Boston College is known for its hills. It’s the first thing people familiar with the campus mentioned when I was a senior in high school and asked them to tell me about it. While I admit to taking the parking garage elevator last year to get to class almost every day, I’ve learned to enjoy the literal ups and downs of BC’s many hills.
People say that the best part of living on Newton is that it feels like you’re “going home” after class, and living in Gabelli feels the same way. They’re both somewhat isolated-Newton, by the bus, and Gabelli, by the fact that it’s up on a hill. There’s a certain feeling that we live in our own little neighborhood up there. While living in Walsh last year was fun, being on “The Avenue,” as our Resident Director calls it, has the quiet surroundings I was used to before I went to college. It’s nice to go back to that, even if it does mean having to take a few staircases to get there.

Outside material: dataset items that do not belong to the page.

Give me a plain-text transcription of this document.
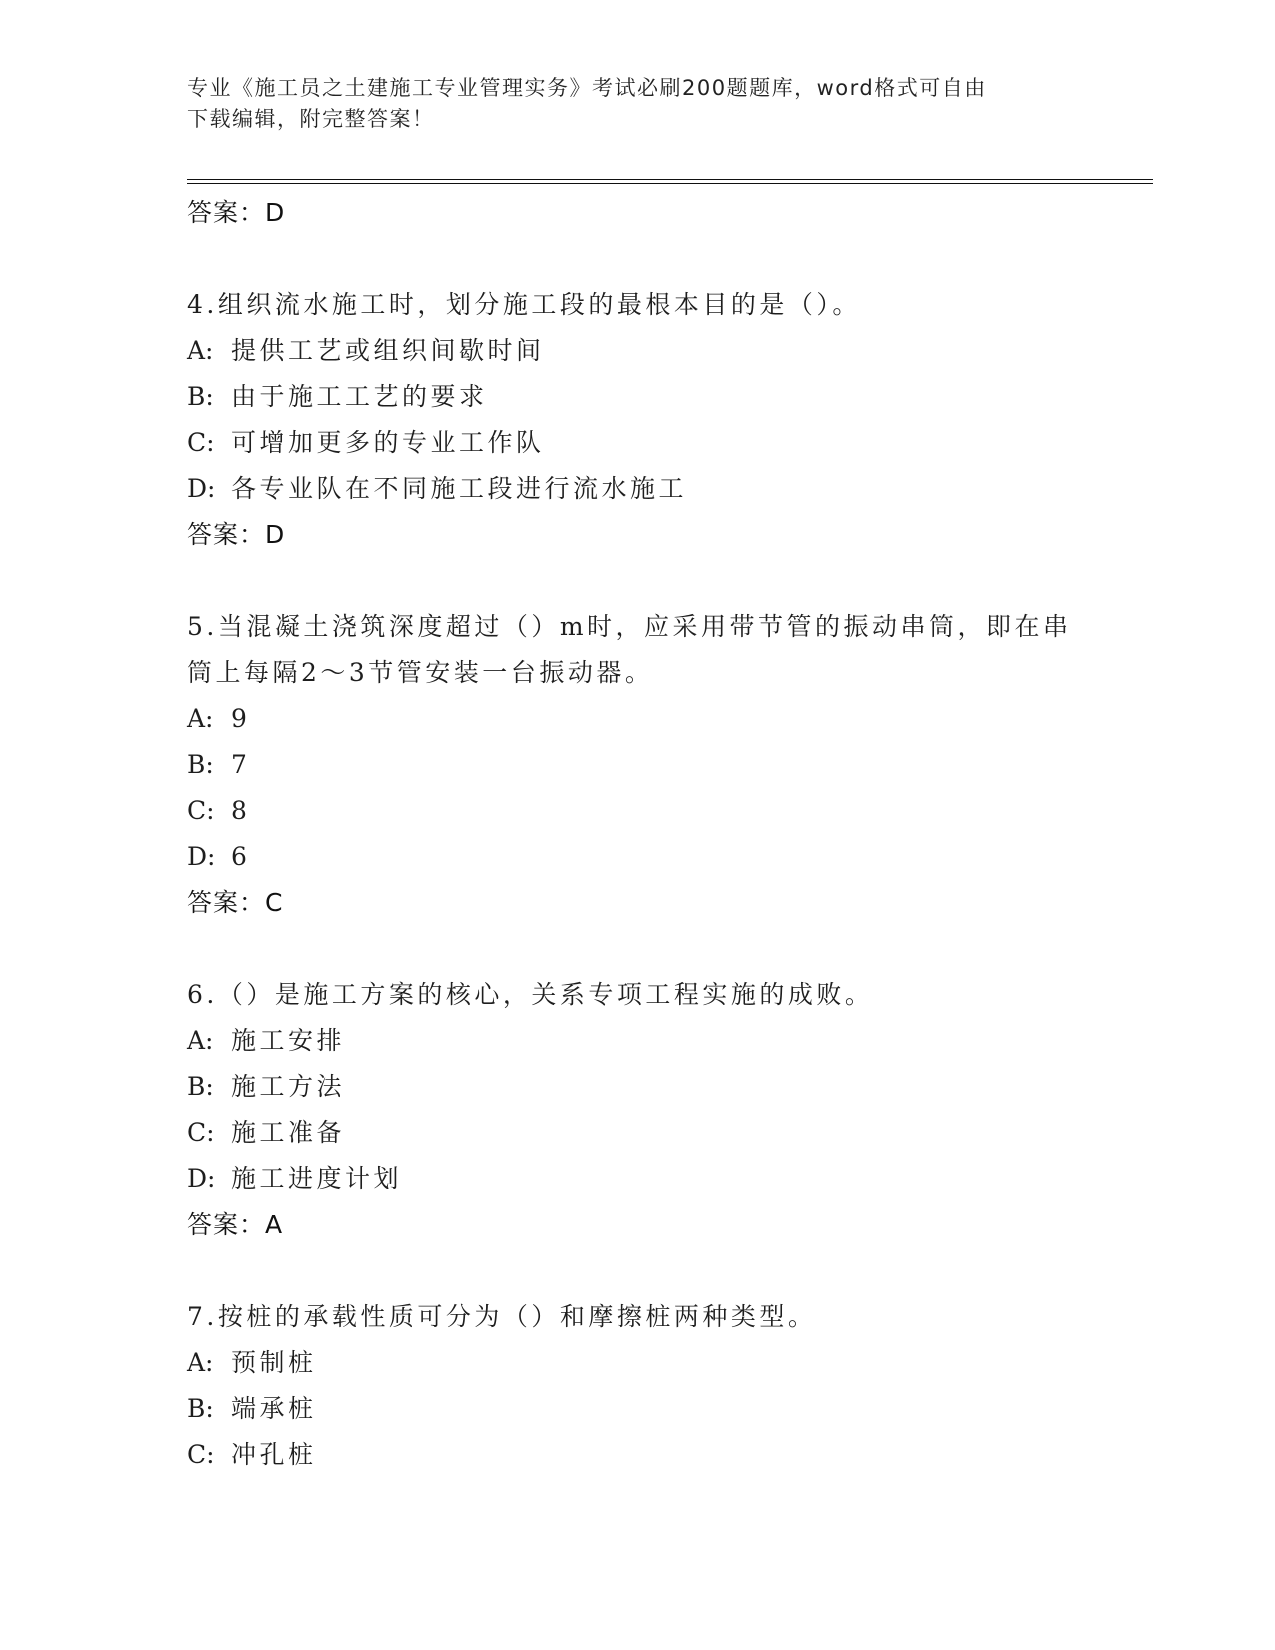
专业《施工员之土建施工专业管理实务》考试必刷200题题库，word格式可自由
下载编辑，附完整答案！
答案：D
4.组织流水施工时，划分施工段的最根本目的是（）。
A: 提供工艺或组织间歇时间
B: 由于施工工艺的要求
C: 可增加更多的专业工作队
D: 各专业队在不同施工段进行流水施工
答案：D
5.当混凝土浇筑深度超过（）m时，应采用带节管的振动串筒，即在串
筒上每隔2～3节管安装一台振动器。
A: 9
B: 7
C: 8
D: 6
答案：C
6.（）是施工方案的核心，关系专项工程实施的成败。
A: 施工安排
B: 施工方法
C: 施工准备
D: 施工进度计划
答案：A
7.按桩的承载性质可分为（）和摩擦桩两种类型。
A: 预制桩
B: 端承桩
C: 冲孔桩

The most infamous of BC hills is naturally that of the Million Dollar Stairs. Imposing to both visitors and students alike, the walk up the stairs can feel like scaling Mount Everest in the winter and sap the energy out of you in the humid summer. Unless, of course, you’re one of those incredible people who uses that staircase as a workout. I always marvel at them as they bound up the steps with pure determination in their eyes. It’s probably a welcome alternative to the stuffiness of the Plex once the snow melts, but I certainly won’t be trying it any time soon.
I don’t shy away from the Million Dollar Stairs entirely, though. Springtime is arguably the most beautiful time of year on our already scenic campus, and the best way to take advantage of that before it gets too hot to move is to save some time to stroll up the stairs. The feeling of a breeze that doesn’t bring the temperature down to zero and sunshine on my back after a long winter are always welcome companions, and the pink blossoms on the trees that line the way are pretty reminders that spring is finally here. I still don’t think there’s any view on campus quite like the one from the top of those stairs.
Granted, the hills are not easy to love. Whether you’re on crutches for a few days or more permanently limited in terms of mobility, stairs and views and sledding are not realistic options. It’s fair to say that BC’s campus could, in certain areas, be made more accessible.
It’s difficult enough to get used to the hills without those constraints, but it’s also worth the hassle. Yes, it’s sometimes a drag to have to walk up the stairs built into the hill near the parking garage to get to class, especially when my backpack is heavy and it’s well below 20 degrees outside. It is not, however, impossible to love. The ascent has become a part of my everyday routine.
If I could add a daily slide down that same hill into my schedule-preferably on something more durable than a garbage bag-I don’t think I’d ever complain about a hill again.